Now lawmakers are threatening to propose legislation that would ban underage procedures, while advocacy organizations are fighting back.
"We certainly shouldn’t allow a child to be disfigured in this horrible way, in an irreversible procedure before they’re 18 years of age," said Rep. William Lamberth, R-Portland.
Rep. Lamberth is among a few Tennessee Republican lawmakers working directly with Walsh on new legislation that would outlaw underage transgender procedures in Tennessee.
"When they become adults, if they want to have a sex change operation, if they want to have cosmetic surgery, if they want to do whatever they’d like to do as adults, they’re adults, they can make decisions on their own. But leave our children alone," said Lambert, who also serves as the House Majority Leader.
"Folks like me aren’t monstrous," said Dahron Johnson, "These children, God, no child is monstrous, right?"
Members of the transgender community like Johnson say new legislation restricting gender-affirming care would do much more harm than good.

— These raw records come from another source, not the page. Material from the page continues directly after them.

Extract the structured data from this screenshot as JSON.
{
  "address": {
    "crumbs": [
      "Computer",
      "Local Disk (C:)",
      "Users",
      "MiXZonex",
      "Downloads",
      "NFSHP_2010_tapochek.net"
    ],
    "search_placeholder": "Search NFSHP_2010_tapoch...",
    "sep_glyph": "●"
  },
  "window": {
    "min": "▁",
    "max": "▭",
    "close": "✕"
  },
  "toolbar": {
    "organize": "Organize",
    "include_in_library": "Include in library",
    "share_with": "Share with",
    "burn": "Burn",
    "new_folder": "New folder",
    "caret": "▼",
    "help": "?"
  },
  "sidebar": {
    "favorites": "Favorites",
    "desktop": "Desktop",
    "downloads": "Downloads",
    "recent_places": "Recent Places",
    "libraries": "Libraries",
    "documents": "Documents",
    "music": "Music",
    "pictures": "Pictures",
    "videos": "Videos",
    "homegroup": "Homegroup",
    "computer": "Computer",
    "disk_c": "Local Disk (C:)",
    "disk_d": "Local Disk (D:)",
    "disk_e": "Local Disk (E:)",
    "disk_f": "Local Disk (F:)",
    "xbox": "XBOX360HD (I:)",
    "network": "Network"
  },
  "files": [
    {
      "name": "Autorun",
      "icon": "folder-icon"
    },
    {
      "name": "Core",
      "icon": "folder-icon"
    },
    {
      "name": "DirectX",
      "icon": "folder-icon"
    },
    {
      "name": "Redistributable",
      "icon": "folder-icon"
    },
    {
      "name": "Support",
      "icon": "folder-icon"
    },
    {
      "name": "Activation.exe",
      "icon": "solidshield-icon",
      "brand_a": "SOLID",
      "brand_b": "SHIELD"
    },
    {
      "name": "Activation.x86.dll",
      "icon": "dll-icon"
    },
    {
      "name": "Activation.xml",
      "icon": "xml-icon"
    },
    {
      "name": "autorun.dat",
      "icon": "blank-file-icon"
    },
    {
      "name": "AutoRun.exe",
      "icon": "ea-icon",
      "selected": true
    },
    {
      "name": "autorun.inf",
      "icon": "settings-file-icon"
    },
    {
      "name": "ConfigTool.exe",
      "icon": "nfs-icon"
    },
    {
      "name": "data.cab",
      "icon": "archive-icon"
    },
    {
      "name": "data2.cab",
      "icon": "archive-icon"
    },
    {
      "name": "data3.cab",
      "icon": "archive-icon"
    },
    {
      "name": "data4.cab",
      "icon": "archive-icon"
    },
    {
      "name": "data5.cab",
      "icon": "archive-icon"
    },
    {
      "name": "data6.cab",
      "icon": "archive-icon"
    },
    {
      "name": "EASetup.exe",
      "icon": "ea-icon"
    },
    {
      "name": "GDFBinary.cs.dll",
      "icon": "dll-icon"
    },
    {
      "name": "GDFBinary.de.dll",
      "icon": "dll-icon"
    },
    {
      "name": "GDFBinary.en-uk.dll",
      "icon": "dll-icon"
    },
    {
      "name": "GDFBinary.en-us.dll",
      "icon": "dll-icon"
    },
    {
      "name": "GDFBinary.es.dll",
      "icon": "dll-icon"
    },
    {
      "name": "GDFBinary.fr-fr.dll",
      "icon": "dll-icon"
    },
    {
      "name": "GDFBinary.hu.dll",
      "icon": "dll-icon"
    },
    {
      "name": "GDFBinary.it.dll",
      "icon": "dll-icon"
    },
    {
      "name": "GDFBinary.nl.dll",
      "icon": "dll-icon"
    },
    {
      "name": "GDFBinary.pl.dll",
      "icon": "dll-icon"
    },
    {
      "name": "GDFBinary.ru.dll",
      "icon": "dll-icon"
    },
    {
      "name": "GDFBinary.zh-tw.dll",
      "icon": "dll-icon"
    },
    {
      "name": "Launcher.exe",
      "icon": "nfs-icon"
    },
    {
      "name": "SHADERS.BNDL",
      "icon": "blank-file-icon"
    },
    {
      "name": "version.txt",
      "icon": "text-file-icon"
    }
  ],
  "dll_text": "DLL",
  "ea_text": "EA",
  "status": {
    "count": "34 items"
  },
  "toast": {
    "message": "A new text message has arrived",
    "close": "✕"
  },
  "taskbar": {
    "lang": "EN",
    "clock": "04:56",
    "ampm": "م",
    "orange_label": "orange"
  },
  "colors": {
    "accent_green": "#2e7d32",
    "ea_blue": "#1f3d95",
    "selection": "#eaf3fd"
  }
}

"The real danger is when that type of care is taken away," said Johnson, who also works in hospice care. "That just risks the best possible health outcomes for those patients, whatever their age."
She said she might not still be sitting here if it wasn't for the gender-affirming care she received at VUMC and hates the thought that minors might be stripped of those options.
"Places like Vanderbilt are few and far between," she said. "There is a really underserved population of folks that find it difficult to find the care they need."
Johnson says despite how the transgender clinic was characterized, she found Vanderbilt to be ethical and thoughtful every step of the way. "There are age-appropriate limits on what type of treatments are even discussed or offered," said Johnson. "There are well-established practices, ongoing conversations about what the best possible and most appropriate care looks like from bodies of medical professionals."
That's one of the reasons why she's worried about what may happen next on Capitol Hill.
"It wouldn’t just be a shame if that went away, it would make for poorer families, it would make for poorer communities," she said.
Meanwhile, Rep. Lamberth says you can expect his new legislation related to the Vanderbilt clinic controversy to be introduced during the 2023 Tennessee General Assembly.